The analysis was performed using ‘minfi’ and ‘betareg’ in R environment. Differential DNA methylation was achieved using beta regression, while adjusting for technical covariates and blood cell composition in each DNA sample.

A total of 68 differentially methylated sites were observed between patients with AS and controls.
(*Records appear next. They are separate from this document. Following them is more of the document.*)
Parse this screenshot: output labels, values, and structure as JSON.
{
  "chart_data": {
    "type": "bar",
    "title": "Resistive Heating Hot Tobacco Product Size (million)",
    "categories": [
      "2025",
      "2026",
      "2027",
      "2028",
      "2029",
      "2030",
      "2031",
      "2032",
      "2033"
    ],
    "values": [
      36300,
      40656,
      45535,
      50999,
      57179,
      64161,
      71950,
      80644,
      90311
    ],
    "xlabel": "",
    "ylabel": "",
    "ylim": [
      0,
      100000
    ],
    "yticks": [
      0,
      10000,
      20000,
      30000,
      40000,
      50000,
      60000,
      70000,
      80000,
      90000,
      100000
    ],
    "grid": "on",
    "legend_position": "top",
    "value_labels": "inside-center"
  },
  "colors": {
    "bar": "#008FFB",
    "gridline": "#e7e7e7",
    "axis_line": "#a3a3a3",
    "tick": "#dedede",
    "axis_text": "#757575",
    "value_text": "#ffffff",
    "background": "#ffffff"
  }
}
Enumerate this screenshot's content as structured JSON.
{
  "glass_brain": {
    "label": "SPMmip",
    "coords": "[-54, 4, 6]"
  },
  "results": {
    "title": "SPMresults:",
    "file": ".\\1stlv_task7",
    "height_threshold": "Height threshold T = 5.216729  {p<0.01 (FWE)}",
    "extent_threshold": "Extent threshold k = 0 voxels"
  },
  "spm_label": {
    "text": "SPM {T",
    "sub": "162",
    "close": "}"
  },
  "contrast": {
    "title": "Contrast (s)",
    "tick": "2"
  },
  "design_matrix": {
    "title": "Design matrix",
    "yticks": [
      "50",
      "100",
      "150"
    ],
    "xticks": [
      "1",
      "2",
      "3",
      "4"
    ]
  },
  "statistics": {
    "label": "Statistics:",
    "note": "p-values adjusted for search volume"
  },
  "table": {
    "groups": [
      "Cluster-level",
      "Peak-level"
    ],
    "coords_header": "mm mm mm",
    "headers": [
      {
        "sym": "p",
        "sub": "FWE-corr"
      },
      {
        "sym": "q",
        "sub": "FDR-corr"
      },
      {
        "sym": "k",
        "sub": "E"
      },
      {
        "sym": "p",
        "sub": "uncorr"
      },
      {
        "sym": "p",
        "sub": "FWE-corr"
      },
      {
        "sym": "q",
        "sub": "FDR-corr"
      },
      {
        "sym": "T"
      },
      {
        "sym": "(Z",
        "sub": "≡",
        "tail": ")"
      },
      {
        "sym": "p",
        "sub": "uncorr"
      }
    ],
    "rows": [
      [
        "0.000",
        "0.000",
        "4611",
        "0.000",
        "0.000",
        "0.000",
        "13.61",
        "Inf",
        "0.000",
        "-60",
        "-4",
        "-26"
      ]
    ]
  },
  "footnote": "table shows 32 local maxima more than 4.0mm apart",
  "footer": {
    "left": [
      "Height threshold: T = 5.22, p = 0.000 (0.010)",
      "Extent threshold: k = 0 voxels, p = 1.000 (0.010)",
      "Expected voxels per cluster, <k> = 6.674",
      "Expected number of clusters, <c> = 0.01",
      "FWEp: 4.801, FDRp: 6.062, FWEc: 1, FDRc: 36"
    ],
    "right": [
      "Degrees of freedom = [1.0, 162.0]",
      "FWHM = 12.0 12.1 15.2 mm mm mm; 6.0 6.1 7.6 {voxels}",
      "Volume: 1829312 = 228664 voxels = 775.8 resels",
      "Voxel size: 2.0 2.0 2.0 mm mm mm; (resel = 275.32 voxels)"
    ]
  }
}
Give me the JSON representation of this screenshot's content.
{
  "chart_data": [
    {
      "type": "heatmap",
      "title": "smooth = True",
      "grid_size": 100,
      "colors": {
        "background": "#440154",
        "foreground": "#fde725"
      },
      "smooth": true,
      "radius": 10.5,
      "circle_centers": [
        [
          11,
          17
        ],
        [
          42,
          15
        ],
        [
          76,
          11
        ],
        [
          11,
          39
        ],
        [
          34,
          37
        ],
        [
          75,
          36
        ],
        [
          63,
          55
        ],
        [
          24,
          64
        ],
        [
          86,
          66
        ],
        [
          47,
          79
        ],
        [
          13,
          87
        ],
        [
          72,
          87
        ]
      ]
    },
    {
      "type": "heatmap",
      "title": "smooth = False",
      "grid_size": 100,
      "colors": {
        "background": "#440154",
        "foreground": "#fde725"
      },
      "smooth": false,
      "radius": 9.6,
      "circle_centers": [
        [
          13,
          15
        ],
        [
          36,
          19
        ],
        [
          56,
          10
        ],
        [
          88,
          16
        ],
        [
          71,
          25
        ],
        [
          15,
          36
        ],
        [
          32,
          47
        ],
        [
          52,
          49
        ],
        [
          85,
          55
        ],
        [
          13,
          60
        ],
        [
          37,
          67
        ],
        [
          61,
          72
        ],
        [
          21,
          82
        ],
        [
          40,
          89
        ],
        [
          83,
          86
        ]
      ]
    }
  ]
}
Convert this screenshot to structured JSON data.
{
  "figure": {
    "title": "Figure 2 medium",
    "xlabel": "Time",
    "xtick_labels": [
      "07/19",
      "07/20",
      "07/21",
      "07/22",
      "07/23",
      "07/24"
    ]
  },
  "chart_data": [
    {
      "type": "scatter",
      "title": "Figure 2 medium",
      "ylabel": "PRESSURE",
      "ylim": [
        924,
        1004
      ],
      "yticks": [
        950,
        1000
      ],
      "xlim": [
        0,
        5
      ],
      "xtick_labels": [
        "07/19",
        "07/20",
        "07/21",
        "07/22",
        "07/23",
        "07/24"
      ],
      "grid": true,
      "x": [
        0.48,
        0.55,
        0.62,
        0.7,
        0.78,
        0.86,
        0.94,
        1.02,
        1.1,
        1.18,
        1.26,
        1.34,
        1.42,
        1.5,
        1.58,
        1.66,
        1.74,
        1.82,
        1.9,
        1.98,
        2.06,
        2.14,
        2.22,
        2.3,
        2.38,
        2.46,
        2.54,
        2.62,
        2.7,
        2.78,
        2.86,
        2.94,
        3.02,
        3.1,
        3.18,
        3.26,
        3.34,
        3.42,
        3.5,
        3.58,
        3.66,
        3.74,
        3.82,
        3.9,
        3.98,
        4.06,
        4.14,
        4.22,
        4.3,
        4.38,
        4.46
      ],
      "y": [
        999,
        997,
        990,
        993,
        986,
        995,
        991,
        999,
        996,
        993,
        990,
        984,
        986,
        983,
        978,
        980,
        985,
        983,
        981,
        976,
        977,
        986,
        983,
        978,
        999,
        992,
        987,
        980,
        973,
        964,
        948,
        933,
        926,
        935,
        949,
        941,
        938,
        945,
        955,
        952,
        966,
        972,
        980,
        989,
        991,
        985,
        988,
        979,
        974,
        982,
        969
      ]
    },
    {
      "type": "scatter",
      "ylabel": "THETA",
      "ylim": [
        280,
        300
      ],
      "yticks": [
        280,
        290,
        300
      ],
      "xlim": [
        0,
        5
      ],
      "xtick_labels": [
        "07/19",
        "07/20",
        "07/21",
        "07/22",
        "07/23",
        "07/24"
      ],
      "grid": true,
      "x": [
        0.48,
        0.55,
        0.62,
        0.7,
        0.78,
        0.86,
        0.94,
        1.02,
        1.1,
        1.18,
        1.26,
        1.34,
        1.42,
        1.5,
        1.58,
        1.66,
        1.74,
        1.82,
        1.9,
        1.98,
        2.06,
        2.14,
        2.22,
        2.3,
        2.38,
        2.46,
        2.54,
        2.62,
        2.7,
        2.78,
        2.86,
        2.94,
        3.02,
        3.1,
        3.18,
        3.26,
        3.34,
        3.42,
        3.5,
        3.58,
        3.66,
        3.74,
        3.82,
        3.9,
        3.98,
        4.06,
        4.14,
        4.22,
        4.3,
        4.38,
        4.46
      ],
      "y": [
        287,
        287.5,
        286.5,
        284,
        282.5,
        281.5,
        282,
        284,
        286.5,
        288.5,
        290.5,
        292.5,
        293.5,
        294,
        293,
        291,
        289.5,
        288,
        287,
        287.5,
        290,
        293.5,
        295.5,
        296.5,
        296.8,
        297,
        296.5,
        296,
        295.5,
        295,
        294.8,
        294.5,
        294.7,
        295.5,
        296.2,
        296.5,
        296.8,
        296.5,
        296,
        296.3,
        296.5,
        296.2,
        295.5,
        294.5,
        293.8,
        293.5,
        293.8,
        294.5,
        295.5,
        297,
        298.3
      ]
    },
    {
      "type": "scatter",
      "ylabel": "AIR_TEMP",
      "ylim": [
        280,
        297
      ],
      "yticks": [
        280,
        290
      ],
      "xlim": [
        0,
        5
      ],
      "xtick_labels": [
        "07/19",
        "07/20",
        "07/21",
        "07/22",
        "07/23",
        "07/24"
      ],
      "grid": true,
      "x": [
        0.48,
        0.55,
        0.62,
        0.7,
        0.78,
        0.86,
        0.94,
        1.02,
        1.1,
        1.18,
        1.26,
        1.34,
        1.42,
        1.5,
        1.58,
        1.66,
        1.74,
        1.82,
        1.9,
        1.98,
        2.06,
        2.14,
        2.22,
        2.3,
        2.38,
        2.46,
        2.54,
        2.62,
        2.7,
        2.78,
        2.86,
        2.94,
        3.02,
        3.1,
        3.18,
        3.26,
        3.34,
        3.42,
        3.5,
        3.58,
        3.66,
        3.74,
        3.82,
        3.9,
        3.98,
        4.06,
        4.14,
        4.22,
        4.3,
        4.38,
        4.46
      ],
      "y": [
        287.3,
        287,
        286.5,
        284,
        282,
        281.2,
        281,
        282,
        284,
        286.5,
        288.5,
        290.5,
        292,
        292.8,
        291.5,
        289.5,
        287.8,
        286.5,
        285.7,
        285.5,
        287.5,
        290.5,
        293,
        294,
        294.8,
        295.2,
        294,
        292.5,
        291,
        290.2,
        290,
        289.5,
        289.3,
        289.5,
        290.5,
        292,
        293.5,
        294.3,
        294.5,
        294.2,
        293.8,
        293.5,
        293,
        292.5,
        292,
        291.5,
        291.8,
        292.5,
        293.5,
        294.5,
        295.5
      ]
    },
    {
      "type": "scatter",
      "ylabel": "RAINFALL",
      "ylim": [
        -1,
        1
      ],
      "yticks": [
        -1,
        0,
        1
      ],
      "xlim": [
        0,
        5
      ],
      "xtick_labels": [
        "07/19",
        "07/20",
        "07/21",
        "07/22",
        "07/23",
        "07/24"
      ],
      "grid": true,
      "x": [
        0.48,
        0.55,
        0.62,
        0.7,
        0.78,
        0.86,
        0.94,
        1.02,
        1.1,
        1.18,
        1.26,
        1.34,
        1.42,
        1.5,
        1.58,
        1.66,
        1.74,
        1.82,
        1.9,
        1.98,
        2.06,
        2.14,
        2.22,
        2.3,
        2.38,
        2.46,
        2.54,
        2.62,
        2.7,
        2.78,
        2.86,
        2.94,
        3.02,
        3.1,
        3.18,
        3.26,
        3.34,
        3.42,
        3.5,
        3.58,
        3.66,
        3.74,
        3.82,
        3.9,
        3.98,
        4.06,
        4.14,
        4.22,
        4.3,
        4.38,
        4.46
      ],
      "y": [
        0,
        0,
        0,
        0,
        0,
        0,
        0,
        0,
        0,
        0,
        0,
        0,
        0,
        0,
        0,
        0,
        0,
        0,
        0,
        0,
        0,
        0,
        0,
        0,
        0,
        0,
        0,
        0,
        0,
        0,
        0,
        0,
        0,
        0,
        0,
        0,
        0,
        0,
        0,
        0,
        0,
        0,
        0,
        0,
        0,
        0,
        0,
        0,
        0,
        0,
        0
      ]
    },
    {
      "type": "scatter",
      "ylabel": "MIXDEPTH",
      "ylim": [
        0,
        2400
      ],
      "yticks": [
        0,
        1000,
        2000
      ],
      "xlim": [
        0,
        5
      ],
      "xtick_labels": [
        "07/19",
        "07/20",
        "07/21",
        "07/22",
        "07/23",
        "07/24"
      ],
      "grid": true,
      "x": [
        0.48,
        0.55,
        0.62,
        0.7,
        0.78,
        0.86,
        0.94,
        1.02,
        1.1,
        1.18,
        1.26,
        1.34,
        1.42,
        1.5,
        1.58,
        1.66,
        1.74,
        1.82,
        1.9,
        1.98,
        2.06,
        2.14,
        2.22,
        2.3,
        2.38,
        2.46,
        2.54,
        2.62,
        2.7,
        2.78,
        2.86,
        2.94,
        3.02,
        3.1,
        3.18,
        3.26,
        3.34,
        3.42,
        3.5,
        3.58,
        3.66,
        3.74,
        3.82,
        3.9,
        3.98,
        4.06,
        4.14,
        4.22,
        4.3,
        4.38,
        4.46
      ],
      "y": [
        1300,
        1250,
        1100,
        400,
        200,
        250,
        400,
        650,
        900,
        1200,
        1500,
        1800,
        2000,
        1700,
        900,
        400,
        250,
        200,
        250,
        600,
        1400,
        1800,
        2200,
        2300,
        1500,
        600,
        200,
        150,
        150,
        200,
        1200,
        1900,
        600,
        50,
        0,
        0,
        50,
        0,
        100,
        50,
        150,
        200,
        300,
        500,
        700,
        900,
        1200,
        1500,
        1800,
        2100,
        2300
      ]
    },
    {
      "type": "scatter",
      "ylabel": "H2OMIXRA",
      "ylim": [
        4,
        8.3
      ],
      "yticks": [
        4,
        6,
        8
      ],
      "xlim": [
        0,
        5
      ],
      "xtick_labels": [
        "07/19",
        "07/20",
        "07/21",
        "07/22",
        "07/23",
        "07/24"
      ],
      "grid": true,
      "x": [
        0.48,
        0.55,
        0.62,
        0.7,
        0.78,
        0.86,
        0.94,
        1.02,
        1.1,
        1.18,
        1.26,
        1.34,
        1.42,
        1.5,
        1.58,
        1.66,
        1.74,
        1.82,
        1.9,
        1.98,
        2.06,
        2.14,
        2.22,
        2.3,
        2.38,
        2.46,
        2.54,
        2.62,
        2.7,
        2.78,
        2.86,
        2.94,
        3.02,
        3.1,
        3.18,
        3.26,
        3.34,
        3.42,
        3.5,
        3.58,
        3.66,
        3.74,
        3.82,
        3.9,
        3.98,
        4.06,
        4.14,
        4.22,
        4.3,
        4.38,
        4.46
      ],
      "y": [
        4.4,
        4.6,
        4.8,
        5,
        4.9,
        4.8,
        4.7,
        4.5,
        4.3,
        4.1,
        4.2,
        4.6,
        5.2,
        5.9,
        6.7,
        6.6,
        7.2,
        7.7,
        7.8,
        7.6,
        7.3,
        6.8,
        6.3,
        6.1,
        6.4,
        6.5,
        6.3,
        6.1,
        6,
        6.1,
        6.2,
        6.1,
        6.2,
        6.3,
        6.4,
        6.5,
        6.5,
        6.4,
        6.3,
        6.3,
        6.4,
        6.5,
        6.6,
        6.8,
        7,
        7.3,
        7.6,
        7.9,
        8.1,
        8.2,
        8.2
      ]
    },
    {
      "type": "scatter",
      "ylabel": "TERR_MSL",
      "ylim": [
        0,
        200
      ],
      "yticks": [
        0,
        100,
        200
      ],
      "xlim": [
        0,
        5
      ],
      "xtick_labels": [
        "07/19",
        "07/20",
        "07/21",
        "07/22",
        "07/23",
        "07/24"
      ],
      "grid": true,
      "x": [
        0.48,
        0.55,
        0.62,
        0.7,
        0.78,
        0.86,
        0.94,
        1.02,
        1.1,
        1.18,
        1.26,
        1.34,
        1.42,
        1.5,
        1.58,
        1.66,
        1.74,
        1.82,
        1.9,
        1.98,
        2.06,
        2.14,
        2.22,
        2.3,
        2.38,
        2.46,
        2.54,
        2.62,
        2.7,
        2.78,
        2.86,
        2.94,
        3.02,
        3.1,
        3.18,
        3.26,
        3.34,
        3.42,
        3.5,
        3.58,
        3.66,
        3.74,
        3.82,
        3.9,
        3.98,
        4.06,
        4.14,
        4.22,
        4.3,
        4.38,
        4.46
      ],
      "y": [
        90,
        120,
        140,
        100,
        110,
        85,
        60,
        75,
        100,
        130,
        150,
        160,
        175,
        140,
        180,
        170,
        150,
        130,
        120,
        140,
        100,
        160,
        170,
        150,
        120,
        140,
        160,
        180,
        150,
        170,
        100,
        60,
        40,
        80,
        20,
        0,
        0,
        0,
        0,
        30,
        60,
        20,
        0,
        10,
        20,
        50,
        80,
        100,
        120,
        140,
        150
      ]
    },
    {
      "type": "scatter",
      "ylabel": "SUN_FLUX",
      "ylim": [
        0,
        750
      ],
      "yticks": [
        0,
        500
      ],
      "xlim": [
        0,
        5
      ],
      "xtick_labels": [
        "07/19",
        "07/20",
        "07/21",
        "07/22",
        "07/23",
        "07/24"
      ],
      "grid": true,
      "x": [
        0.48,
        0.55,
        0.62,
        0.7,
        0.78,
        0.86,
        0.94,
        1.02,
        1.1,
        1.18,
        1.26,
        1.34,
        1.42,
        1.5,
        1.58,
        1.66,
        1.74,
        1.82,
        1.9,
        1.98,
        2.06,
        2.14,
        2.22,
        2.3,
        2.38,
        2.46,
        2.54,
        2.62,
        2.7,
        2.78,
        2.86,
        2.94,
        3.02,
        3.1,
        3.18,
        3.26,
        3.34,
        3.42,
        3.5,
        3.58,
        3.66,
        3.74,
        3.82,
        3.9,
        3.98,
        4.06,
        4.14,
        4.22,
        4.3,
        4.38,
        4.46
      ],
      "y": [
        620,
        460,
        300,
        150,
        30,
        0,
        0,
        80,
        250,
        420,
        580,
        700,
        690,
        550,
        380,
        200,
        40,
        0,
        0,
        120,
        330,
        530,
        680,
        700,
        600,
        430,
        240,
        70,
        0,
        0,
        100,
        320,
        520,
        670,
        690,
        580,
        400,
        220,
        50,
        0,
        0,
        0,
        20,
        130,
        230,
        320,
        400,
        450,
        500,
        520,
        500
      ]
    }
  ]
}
Of these, 31 were hypomethylated and 37 were hypermethylated, and represented 21 and 30 genes.

The hypomethylated genes included HCP5, POU5F1, CHD5, PON1, and RRAS2. The hypermethylated genes found included ARHGAP6, RAB11FIP3, TBC1D3H, TBC1D1, and TBCD. 

Both HCP5 and POU5F1 genes were hypomethylated in HLA-B*27-positive participants with AS, compared with HLA-B*27-negative participants with AS.

The researchers noted the importance of the hypomethylated loci in AS’s direct link to HLA-B*27 positivity.

“Our findings suggest HLA-B*27 might play a role in ankylosing spondylitis in part through ‘epigenetic linkage disequilibrium’ inducing epigenetic dysregulation,” the researchers concluded.

—Melinda Stevens

Coit P, Kaushik P, Caplan L, et al. Genome-wide DNA methylation analysis in ankylosing spondylitis. Paper presented at: 2018 ACR/ARHP Annual Meeting; October 19-24, 2018; Chicago IL. Accessed October 26, 2018.